I thought I’d share ”Countering Web Spam with Credibility-Based Link Analysis” by James Caverlee (Texas A&M University) and Ling Liu (Georgia Institute of Technology) at PODC’07 today.
PageRank,TrustRank and HITS all couple link credibility and page quality, which isn’t ideal because good links doesn’t necessarily mean that you have a quality page here. I think page authority and quality are very important areas of research right now.
So, these guys used a credibility-based link analysis and called it “CredibleRank”. The credibility of information is directly used in the quality assessment of each page. It proves to be way more more spam-resilient than both PageRank and TrustRank. These two algorithms rely on the assumption that the quality of a page and the quality of a page’s links correlate. This unfortunately leaves them open to spam.
CredibleRank incorporates credibility information directly into the quality assessment of each page on the Web.

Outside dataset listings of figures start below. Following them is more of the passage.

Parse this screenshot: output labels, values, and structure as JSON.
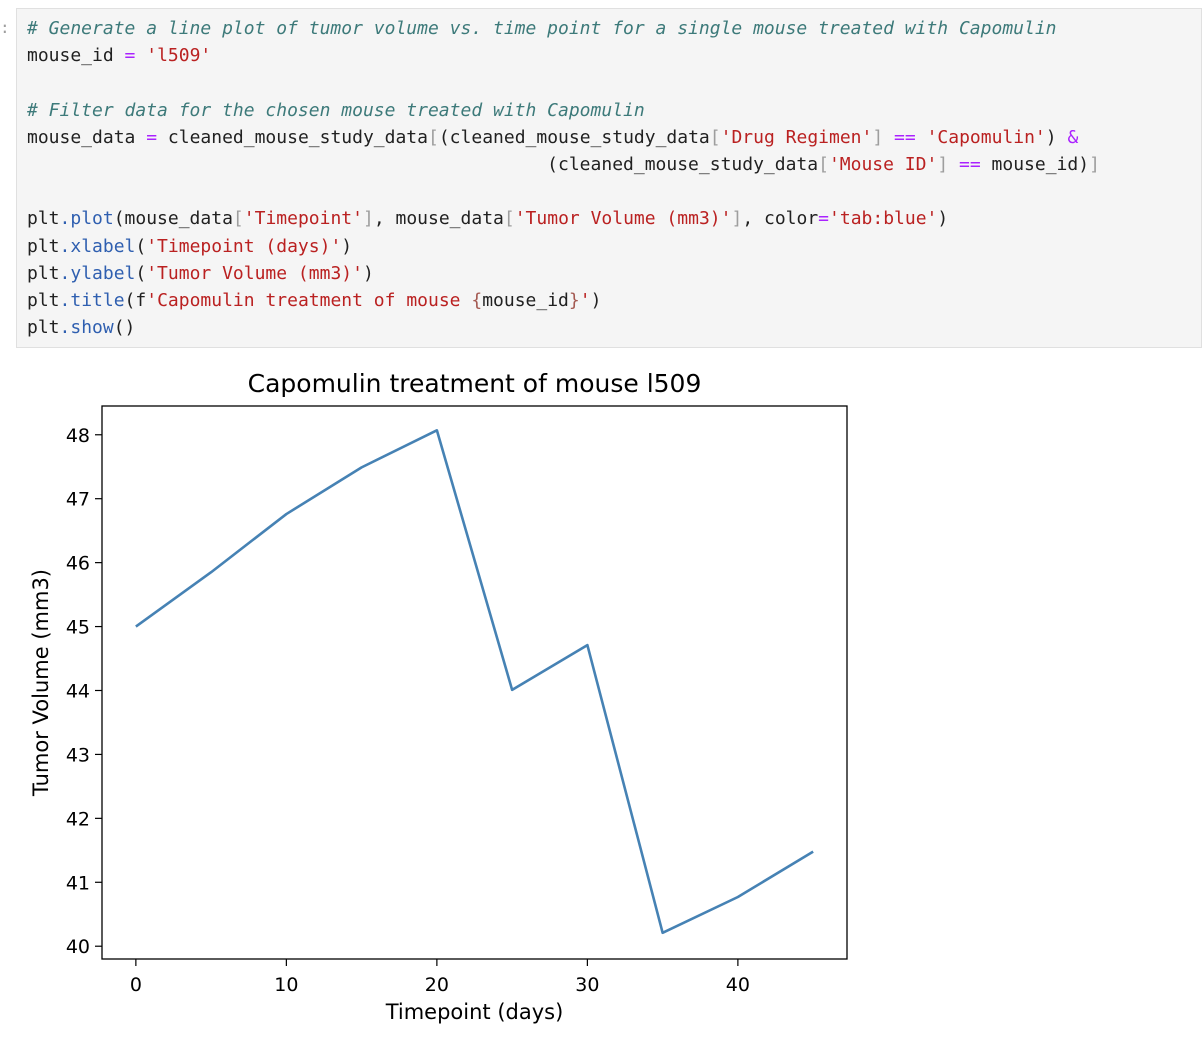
{
  "cell": {
    "prompt": ":",
    "code_lines": [
      [
        {
          "t": "# Generate a line plot of tumor volume vs. time point for a single mouse treated with Capomulin",
          "c": "t-comment"
        }
      ],
      [
        {
          "t": "mouse_id "
        },
        {
          "t": "=",
          "c": "t-op"
        },
        {
          "t": " "
        },
        {
          "t": "'l509'",
          "c": "t-str"
        }
      ],
      [],
      [
        {
          "t": "# Filter data for the chosen mouse treated with Capomulin",
          "c": "t-comment"
        }
      ],
      [
        {
          "t": "mouse_data "
        },
        {
          "t": "=",
          "c": "t-op"
        },
        {
          "t": " cleaned_mouse_study_data"
        },
        {
          "t": "[",
          "c": "t-brk"
        },
        {
          "t": "(cleaned_mouse_study_data"
        },
        {
          "t": "[",
          "c": "t-brk"
        },
        {
          "t": "'Drug Regimen'",
          "c": "t-str"
        },
        {
          "t": "]",
          "c": "t-brk"
        },
        {
          "t": " "
        },
        {
          "t": "==",
          "c": "t-op"
        },
        {
          "t": " "
        },
        {
          "t": "'Capomulin'",
          "c": "t-str"
        },
        {
          "t": ") "
        },
        {
          "t": "&",
          "c": "t-op"
        }
      ],
      [
        {
          "t": "                                                (cleaned_mouse_study_data"
        },
        {
          "t": "[",
          "c": "t-brk"
        },
        {
          "t": "'Mouse ID'",
          "c": "t-str"
        },
        {
          "t": "]",
          "c": "t-brk"
        },
        {
          "t": " "
        },
        {
          "t": "==",
          "c": "t-op"
        },
        {
          "t": " mouse_id)"
        },
        {
          "t": "]",
          "c": "t-brk"
        }
      ],
      [],
      [
        {
          "t": "plt"
        },
        {
          "t": ".plot",
          "c": "t-attr"
        },
        {
          "t": "(mouse_data"
        },
        {
          "t": "[",
          "c": "t-brk"
        },
        {
          "t": "'Timepoint'",
          "c": "t-str"
        },
        {
          "t": "]",
          "c": "t-brk"
        },
        {
          "t": ", mouse_data"
        },
        {
          "t": "[",
          "c": "t-brk"
        },
        {
          "t": "'Tumor Volume (mm3)'",
          "c": "t-str"
        },
        {
          "t": "]",
          "c": "t-brk"
        },
        {
          "t": ", color"
        },
        {
          "t": "=",
          "c": "t-op"
        },
        {
          "t": "'tab:blue'",
          "c": "t-str"
        },
        {
          "t": ")"
        }
      ],
      [
        {
          "t": "plt"
        },
        {
          "t": ".xlabel",
          "c": "t-attr"
        },
        {
          "t": "("
        },
        {
          "t": "'Timepoint (days)'",
          "c": "t-str"
        },
        {
          "t": ")"
        }
      ],
      [
        {
          "t": "plt"
        },
        {
          "t": ".ylabel",
          "c": "t-attr"
        },
        {
          "t": "("
        },
        {
          "t": "'Tumor Volume (mm3)'",
          "c": "t-str"
        },
        {
          "t": ")"
        }
      ],
      [
        {
          "t": "plt"
        },
        {
          "t": ".title",
          "c": "t-attr"
        },
        {
          "t": "(f"
        },
        {
          "t": "'Capomulin treatment of mouse ",
          "c": "t-fstr"
        },
        {
          "t": "{",
          "c": "t-interp"
        },
        {
          "t": "mouse_id"
        },
        {
          "t": "}",
          "c": "t-interp"
        },
        {
          "t": "'",
          "c": "t-fstr"
        },
        {
          "t": ")"
        }
      ],
      [
        {
          "t": "plt"
        },
        {
          "t": ".show",
          "c": "t-attr"
        },
        {
          "t": "()"
        }
      ]
    ]
  },
  "colors": {
    "line": "#4682b4",
    "cell_background": "#f5f5f5"
  },
  "chart_data": {
    "type": "line",
    "title": "Capomulin treatment of mouse l509",
    "xlabel": "Timepoint (days)",
    "ylabel": "Tumor Volume (mm3)",
    "xlim": [
      -2.25,
      47.25
    ],
    "ylim": [
      39.8,
      48.45
    ],
    "xticks": [
      0,
      10,
      20,
      30,
      40
    ],
    "yticks": [
      40,
      41,
      42,
      43,
      44,
      45,
      46,
      47,
      48
    ],
    "grid": false,
    "series": [
      {
        "x": [
          0,
          5,
          10,
          15,
          20,
          25,
          30,
          35,
          40,
          45
        ],
        "y": [
          45.0,
          45.85,
          46.76,
          47.49,
          48.07,
          44.01,
          44.71,
          40.21,
          40.77,
          41.48
        ]
      }
    ]
  }
}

They found that a page’s link quality should depend on it’s own outlinks and that it is related to the quality of the outlinks of its neighbours. So they use the local characteristics of pages and place in the Web graph as opposed to the global properties of the entire Web that the other algorithms use.
Relying on a whitelist (set of known good pages) isn’t very useful because Spammers can camoflage their low rubbish outlinks to spam pages by linking to known whitelist pages. They advocate the use of a Blacklist (known spam pages) instead, where the proximity of page to spam pages. They’re penalised for low quality outlinks.
“First, the initial score distribution for the iterative PageRank calculation (which is typically taken to be a uniform distribution) can be seeded to favor high credibility pages. While this modification may impact the convergence rate of PageRank, it has no impact on ranking quality since the iterative calculation will converge to a single final PageRank vector regardless of the initial score distribution.”
They found that CredibleRank does not negatively impact good sites, because they compared the ranking of each whitelist site under PageRank against its ranking on CredibleRank, and the fluctuation was only of 26 spots, so it isn’t unfairly treating clean sites.
It proves to be so far spam resilient and efficient, and outperforms TrustRank and PageRank. Excellent stuff.